Zero to Startup: Day 20: Prioritizing Possibility
How do you take a vision and generate a path?
So I know I’ve been lacking in these posts recently, and to be honest there isn’t much of an excuse I have. I could pull the card of “there’s just so much happening it’s hard to keep up!”, but this is the reality of every startup founder… there will never not be “so much happening” and it will always be “hard to keep up”.
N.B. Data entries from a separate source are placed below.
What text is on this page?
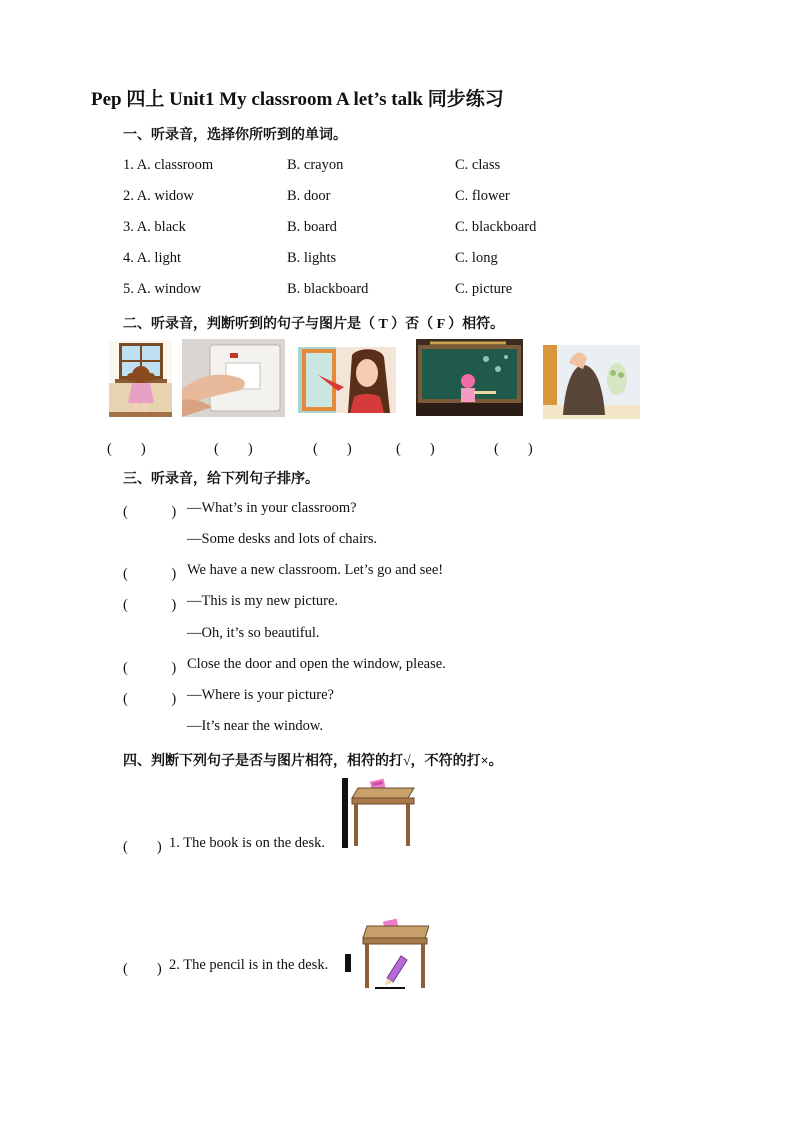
Pep 四上 Unit1 My classroom A let’s talk 同步练习
一、听录音，选择你所听到的单词。
1. A. classroom	B. crayon	C. class
2. A. widow	B. door	C. flower
3. A. black	B. board	C. blackboard
4. A. light	B. lights	C. long
5. A. window	B. blackboard	C. picture
二、听录音，判断听到的句子与图片是（ T ）否（ F ）相符。
(　　)	(　　)	(　　)	(　　)	(　　)
三、听录音，给下列句子排序。
(　　　) —What’s in your classroom?
—Some desks and lots of chairs.
(　　　) We have a new classroom. Let’s go and see!
(　　　) —This is my new picture.
—Oh, it’s so beautiful.
(　　　) Close the door and open the window, please.
(　　　) —Where is your picture?
—It’s near the window.
四、判断下列句子是否与图片相符，相符的打√，不符的打×。
(　　) 1. The book is on the desk.
(　　) 2. The pencil is in the desk.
This is where today’s post inspiration comes from. If you haven’t been following, the past couple of weeks have been tremendously exciting in the space of AI development. OpenAI releases features that, in all honesty, has put a lot of startups out of business. The open source development community has been pumping out updates by the hour. Autonomous agents have become the year’s “ChatGPT”, if you will.
For someone working/developing in the space, the problem presents itself of how do you organize all of this excitement and possibility into a roadmap for success? You as a founder have a vision for what a future could look like, but by the hour, new advancements arise making the scope of that vision even broader. The roadmap you spent hours defining now needs to take a pivot in less than a minute… or does it?
Let me put it this way: let’s say you set out to bake a cake. You only have icing and the batter. You think it’s going to be the best cake anyone has seen and you’re excited for the vision. Now, let’s say someone comes into your kitchen and offers you sprinkles. Okay, now this is really going to be the best cake you’ve ever made, but the issue is you find yourself excited about the new vision that your cake will not only have icing, but will now have sprinkles.
Now, there’s yet another person that comes into your kitchen and makes a real cake-changing offer: the tools and ingredients to write a message on the cake. OMG, you now not only have icing and sprinkles, but you can write a message on the cake?!
You see, the real problem for founders is that all of this won’t happen until you actually bake the cake. These enhancements and possibilities to make your cake become a reality are beyond exciting, but it’s the founders job to prioritize what can be done. You have to realize these great achievements in tools that can enhance your vision are fantastic, but they won’t be fantastic until you reach your first goal on the roadmap.
I used to think priority meetings in my last role were a waste of time - an hour to define the week’s sprint plan felt like too long and that it could have been an asynchronous task. However, putting myself in the shoes of a founder, I realize it’s the most important hour of the week.
Possibility changes with both advances and feedback from the customer, and if your startup is not dynamic enough to prioritize this, then you could find yourself beating the drum in a symphony no one has come to watch. The caveat to this is, of course, you could find yourself getting stuck in an analysis paralysis environment, which is equally as bad.
Writing this blog is something that I chose to prioritize because it helps me capture moments of learning throughout my day to day routine. It’s something that I have found is helpful to both me mentally, but also helpful to me in the sense that it helps me retain information that I found useful while embarking on this path.
So for you, find out how to take the possibility that surrounds you everyday and prioritize that to meet your goals whatever they may be. As my father and grandfather have always said, “Organization is 70% of the job, the rest is just about getting it done.”